MLA compression reduces KV cache size per token from 516 KB to 70 KB, significantly lowering memory demands during inference.
MLA 紧缩将每个标记的 KV 缓存大小从 516 KB 减少到 70 KB,从而分明降低了推理时期的内存需求。Only 37 billion of the 671 billion total parameters are activated per token, dramatically reducing compute and memory requirements without compromising model performance.
每个令牌仅激活 6710 亿个总参数中的 370 亿个,从而大大降低了计算和内存需求,同时又不影响模型功能。DeepSeek-V3 requires just 250 GFLOPS per token, compared to 2,448 GFLOPS for dense models like LLaMA-3.1, highlighting its computational efficiency.
DeepSeek-V3 每个令牌仅需求 250 GFLOPS,而 LLaMA-3.1 等密集模型则需求 2,448 GFLOPS,这突显了其计算效率。Achieves up to 67 tokens per second (TPS) on a 400 Gbps InfiniBand network, with the potential to scale to 1,200 TPS using advanced interconnects like NVL72.
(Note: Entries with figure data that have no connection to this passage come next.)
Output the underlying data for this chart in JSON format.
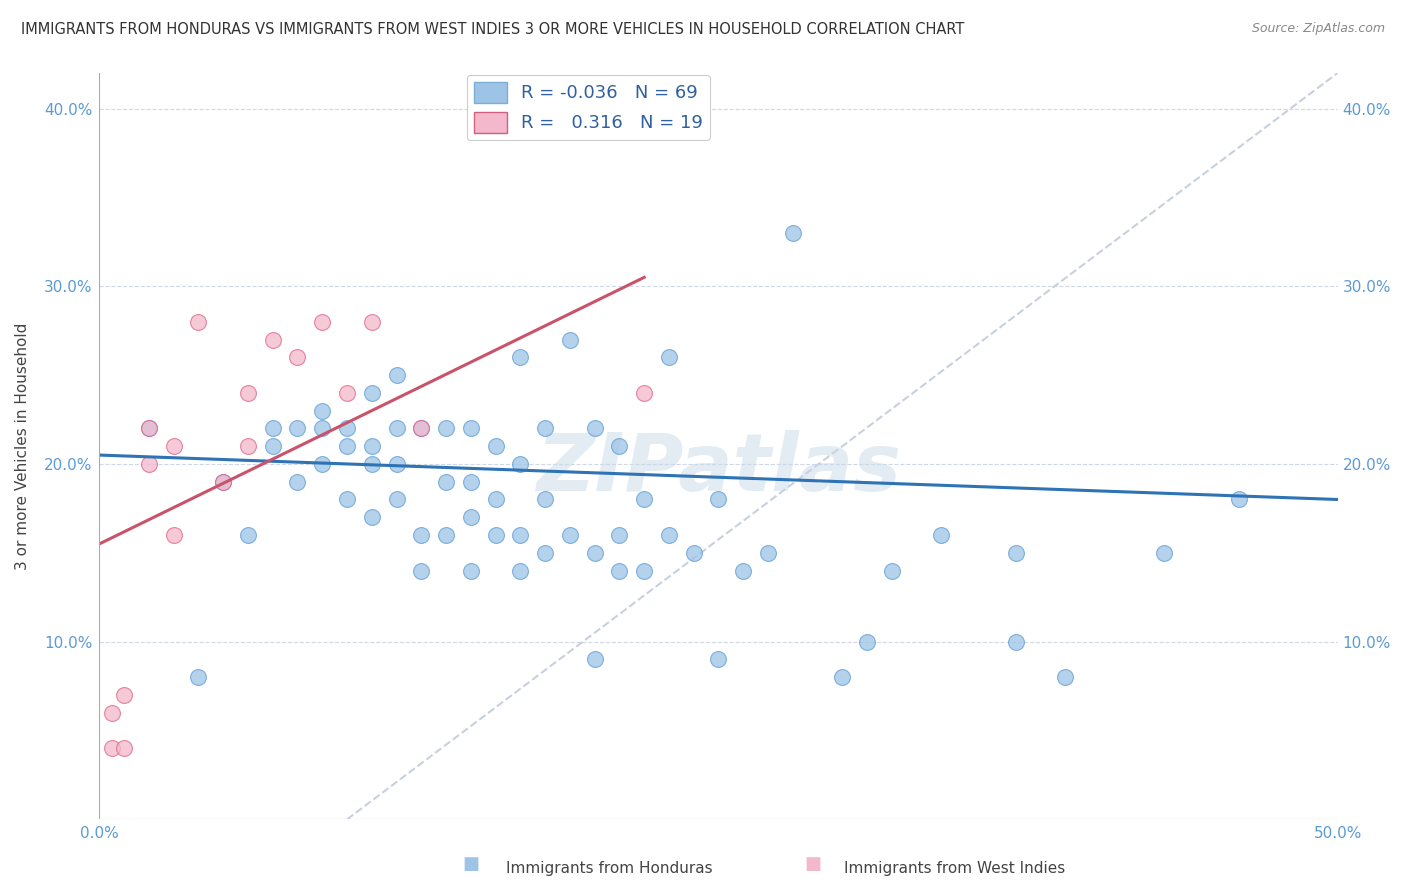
{
  "title": "IMMIGRANTS FROM HONDURAS VS IMMIGRANTS FROM WEST INDIES 3 OR MORE VEHICLES IN HOUSEHOLD CORRELATION CHART",
  "source": "Source: ZipAtlas.com",
  "ylabel": "3 or more Vehicles in Household",
  "xlim": [
    0,
    0.5
  ],
  "ylim": [
    0,
    0.42
  ],
  "ytick_vals": [
    0.1,
    0.2,
    0.3,
    0.4
  ],
  "blue_color": "#9dc3e6",
  "blue_edge_color": "#5b9bd5",
  "pink_color": "#f4b8cc",
  "pink_edge_color": "#e06080",
  "blue_line_color": "#2e74b5",
  "pink_line_color": "#c9536a",
  "dashed_color": "#c0c8d8",
  "watermark": "ZIPatlas",
  "legend1_label": "R = -0.036   N = 69",
  "legend2_label": "R =   0.316   N = 19",
  "legend_patch_blue": "#9dc3e6",
  "legend_patch_pink": "#f4b8cc",
  "blue_scatter_x": [
    0.02,
    0.04,
    0.05,
    0.06,
    0.07,
    0.07,
    0.08,
    0.08,
    0.09,
    0.09,
    0.09,
    0.1,
    0.1,
    0.1,
    0.11,
    0.11,
    0.11,
    0.11,
    0.12,
    0.12,
    0.12,
    0.12,
    0.13,
    0.13,
    0.13,
    0.14,
    0.14,
    0.14,
    0.15,
    0.15,
    0.15,
    0.15,
    0.16,
    0.16,
    0.16,
    0.17,
    0.17,
    0.17,
    0.17,
    0.18,
    0.18,
    0.18,
    0.19,
    0.19,
    0.2,
    0.2,
    0.2,
    0.21,
    0.21,
    0.21,
    0.22,
    0.22,
    0.23,
    0.23,
    0.24,
    0.25,
    0.25,
    0.26,
    0.27,
    0.28,
    0.3,
    0.31,
    0.32,
    0.34,
    0.37,
    0.37,
    0.39,
    0.43,
    0.46
  ],
  "blue_scatter_y": [
    0.22,
    0.08,
    0.19,
    0.16,
    0.21,
    0.22,
    0.19,
    0.22,
    0.2,
    0.22,
    0.23,
    0.18,
    0.21,
    0.22,
    0.17,
    0.2,
    0.21,
    0.24,
    0.18,
    0.2,
    0.22,
    0.25,
    0.14,
    0.16,
    0.22,
    0.16,
    0.19,
    0.22,
    0.14,
    0.17,
    0.19,
    0.22,
    0.16,
    0.18,
    0.21,
    0.14,
    0.16,
    0.2,
    0.26,
    0.15,
    0.18,
    0.22,
    0.16,
    0.27,
    0.09,
    0.15,
    0.22,
    0.14,
    0.16,
    0.21,
    0.14,
    0.18,
    0.16,
    0.26,
    0.15,
    0.09,
    0.18,
    0.14,
    0.15,
    0.33,
    0.08,
    0.1,
    0.14,
    0.16,
    0.1,
    0.15,
    0.08,
    0.15,
    0.18
  ],
  "pink_scatter_x": [
    0.005,
    0.005,
    0.01,
    0.01,
    0.02,
    0.02,
    0.03,
    0.03,
    0.04,
    0.05,
    0.06,
    0.06,
    0.07,
    0.08,
    0.09,
    0.1,
    0.11,
    0.13,
    0.22
  ],
  "pink_scatter_y": [
    0.04,
    0.06,
    0.04,
    0.07,
    0.2,
    0.22,
    0.16,
    0.21,
    0.28,
    0.19,
    0.21,
    0.24,
    0.27,
    0.26,
    0.28,
    0.24,
    0.28,
    0.22,
    0.24
  ],
  "blue_line_x": [
    0.0,
    0.5
  ],
  "blue_line_y": [
    0.205,
    0.18
  ],
  "pink_line_x": [
    0.0,
    0.22
  ],
  "pink_line_y": [
    0.155,
    0.305
  ]
}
在 400 Gbps InfiniBand 网络上完成高达每秒 67 个令牌 (TPS),并有能够运用 NVL72 等高级互连扩展到 1,200 TPS。Multi-Token Prediction (MTP) improves generation speed by 1.8×, with a token acceptance rate of 80-90%, enhancing inference throughput.
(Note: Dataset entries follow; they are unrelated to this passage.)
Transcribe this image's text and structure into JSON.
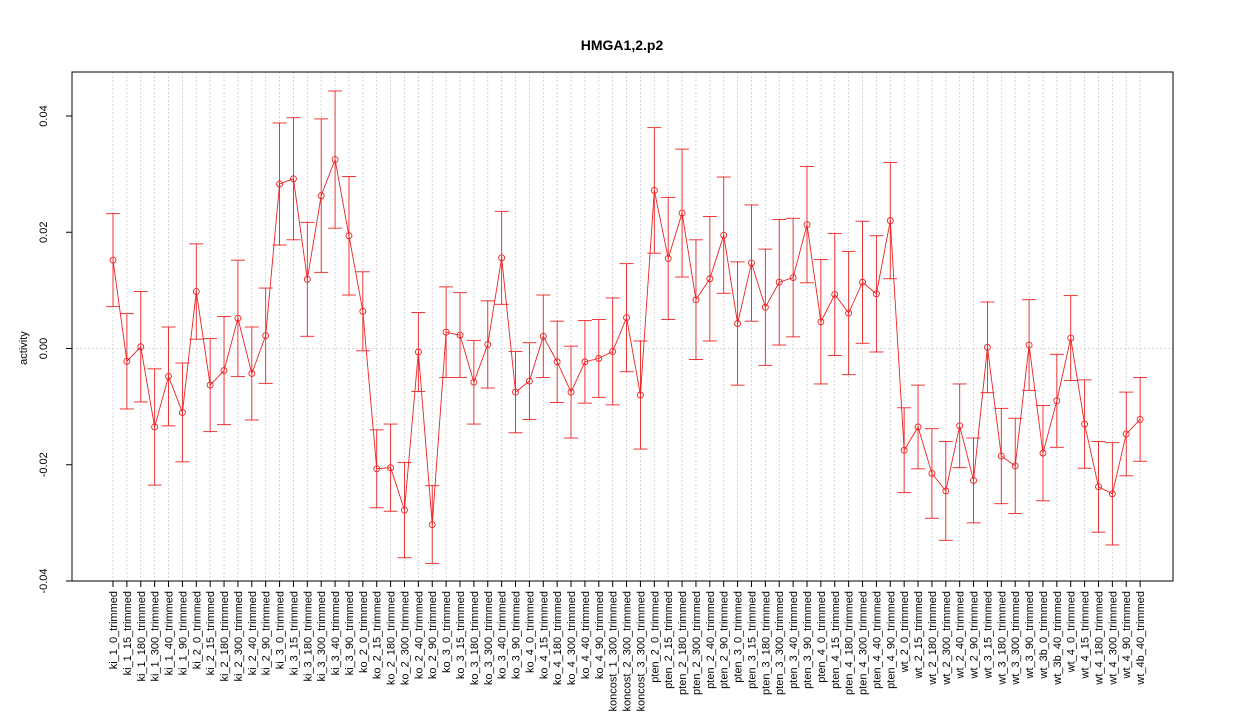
{
  "chart_data": {
    "type": "line",
    "title": "HMGA1,2.p2",
    "xlabel": "",
    "ylabel": "activity",
    "ylim": [
      -0.04,
      0.045
    ],
    "yticks": [
      -0.04,
      -0.02,
      0.0,
      0.02,
      0.04
    ],
    "ytick_labels": [
      "-0.04",
      "-0.02",
      "0.00",
      "0.02",
      "0.04"
    ],
    "grid": true,
    "series_color": "#ee2222",
    "grid_color": "#cccccc",
    "categories": [
      "ki_1_0_trimmed",
      "ki_1_15_trimmed",
      "ki_1_180_trimmed",
      "ki_1_300_trimmed",
      "ki_1_40_trimmed",
      "ki_1_90_trimmed",
      "ki_2_0_trimmed",
      "ki_2_15_trimmed",
      "ki_2_180_trimmed",
      "ki_2_300_trimmed",
      "ki_2_40_trimmed",
      "ki_2_90_trimmed",
      "ki_3_0_trimmed",
      "ki_3_15_trimmed",
      "ki_3_180_trimmed",
      "ki_3_300_trimmed",
      "ki_3_40_trimmed",
      "ki_3_90_trimmed",
      "ko_2_0_trimmed",
      "ko_2_15_trimmed",
      "ko_2_180_trimmed",
      "ko_2_300_trimmed",
      "ko_2_40_trimmed",
      "ko_2_90_trimmed",
      "ko_3_0_trimmed",
      "ko_3_15_trimmed",
      "ko_3_180_trimmed",
      "ko_3_300_trimmed",
      "ko_3_40_trimmed",
      "ko_3_90_trimmed",
      "ko_4_0_trimmed",
      "ko_4_15_trimmed",
      "ko_4_180_trimmed",
      "ko_4_300_trimmed",
      "ko_4_40_trimmed",
      "ko_4_90_trimmed",
      "koncost_1_300_trimmed",
      "koncost_2_300_trimmed",
      "koncost_3_300_trimmed",
      "pten_2_0_trimmed",
      "pten_2_15_trimmed",
      "pten_2_180_trimmed",
      "pten_2_300_trimmed",
      "pten_2_40_trimmed",
      "pten_2_90_trimmed",
      "pten_3_0_trimmed",
      "pten_3_15_trimmed",
      "pten_3_180_trimmed",
      "pten_3_300_trimmed",
      "pten_3_40_trimmed",
      "pten_3_90_trimmed",
      "pten_4_0_trimmed",
      "pten_4_15_trimmed",
      "pten_4_180_trimmed",
      "pten_4_300_trimmed",
      "pten_4_40_trimmed",
      "pten_4_90_trimmed",
      "wt_2_0_trimmed",
      "wt_2_15_trimmed",
      "wt_2_180_trimmed",
      "wt_2_300_trimmed",
      "wt_2_40_trimmed",
      "wt_2_90_trimmed",
      "wt_3_15_trimmed",
      "wt_3_180_trimmed",
      "wt_3_300_trimmed",
      "wt_3_90_trimmed",
      "wt_3b_0_trimmed",
      "wt_3b_40_trimmed",
      "wt_4_0_trimmed",
      "wt_4_15_trimmed",
      "wt_4_180_trimmed",
      "wt_4_300_trimmed",
      "wt_4_90_trimmed",
      "wt_4b_40_trimmed"
    ],
    "values": [
      0.0152,
      -0.0022,
      0.0003,
      -0.0135,
      -0.0048,
      -0.011,
      0.0098,
      -0.0063,
      -0.0038,
      0.0052,
      -0.0043,
      0.0022,
      0.0283,
      0.0292,
      0.0119,
      0.0263,
      0.0325,
      0.0194,
      0.0064,
      -0.0207,
      -0.0205,
      -0.0278,
      -0.0006,
      -0.0303,
      0.0028,
      0.0023,
      -0.0058,
      0.0007,
      0.0156,
      -0.0075,
      -0.0056,
      0.0021,
      -0.0023,
      -0.0075,
      -0.0023,
      -0.0017,
      -0.0005,
      0.0053,
      -0.008,
      0.0272,
      0.0155,
      0.0233,
      0.0084,
      0.012,
      0.0195,
      0.0043,
      0.0147,
      0.0071,
      0.0114,
      0.0122,
      0.0213,
      0.0046,
      0.0093,
      0.0061,
      0.0114,
      0.0094,
      0.022,
      -0.0175,
      -0.0135,
      -0.0215,
      -0.0245,
      -0.0133,
      -0.0227,
      0.0002,
      -0.0185,
      -0.0202,
      0.0006,
      -0.018,
      -0.009,
      0.0018,
      -0.013,
      -0.0238,
      -0.025,
      -0.0147,
      -0.0122
    ],
    "error": [
      0.008,
      0.0082,
      0.0095,
      0.01,
      0.0085,
      0.0085,
      0.0082,
      0.008,
      0.0093,
      0.01,
      0.008,
      0.0082,
      0.0105,
      0.0105,
      0.0098,
      0.0132,
      0.0118,
      0.0102,
      0.0068,
      0.0067,
      0.0075,
      0.0082,
      0.0068,
      0.0067,
      0.0078,
      0.0073,
      0.0072,
      0.0075,
      0.008,
      0.007,
      0.0066,
      0.0071,
      0.007,
      0.0079,
      0.0071,
      0.0067,
      0.0092,
      0.0093,
      0.0093,
      0.0108,
      0.0105,
      0.011,
      0.0103,
      0.0107,
      0.01,
      0.0106,
      0.01,
      0.01,
      0.0108,
      0.0102,
      0.01,
      0.0107,
      0.0105,
      0.0106,
      0.0105,
      0.01,
      0.01,
      0.0073,
      0.0072,
      0.0077,
      0.0085,
      0.0072,
      0.0073,
      0.0078,
      0.0082,
      0.0082,
      0.0078,
      0.0082,
      0.008,
      0.0073,
      0.0076,
      0.0078,
      0.0088,
      0.0072,
      0.0072
    ]
  }
}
多令牌预测(MTP)将生成速度提高了 1.8 倍,令牌接受率达到 80-90%,加强了推理吞吐量。FP8 mixed-precision training enables faster computation with less than 0.25% accuracy degradation, validated through extensive small-scale ablations.
FP8 混合精度训练可以完成更快的计算,准确度下降不到 0.25%,这已经过大量小规模消融得到验证。Capable of running on a $10,000 server equipped with a consumer-grade GPU, delivering nearly 20 TPS, making high-performance LLMs more accessible.
可以在装备消费级 GPU 的 10,000 美元服务器上运转,提供近 20 TPS,使高功能 LLM 更容易获得。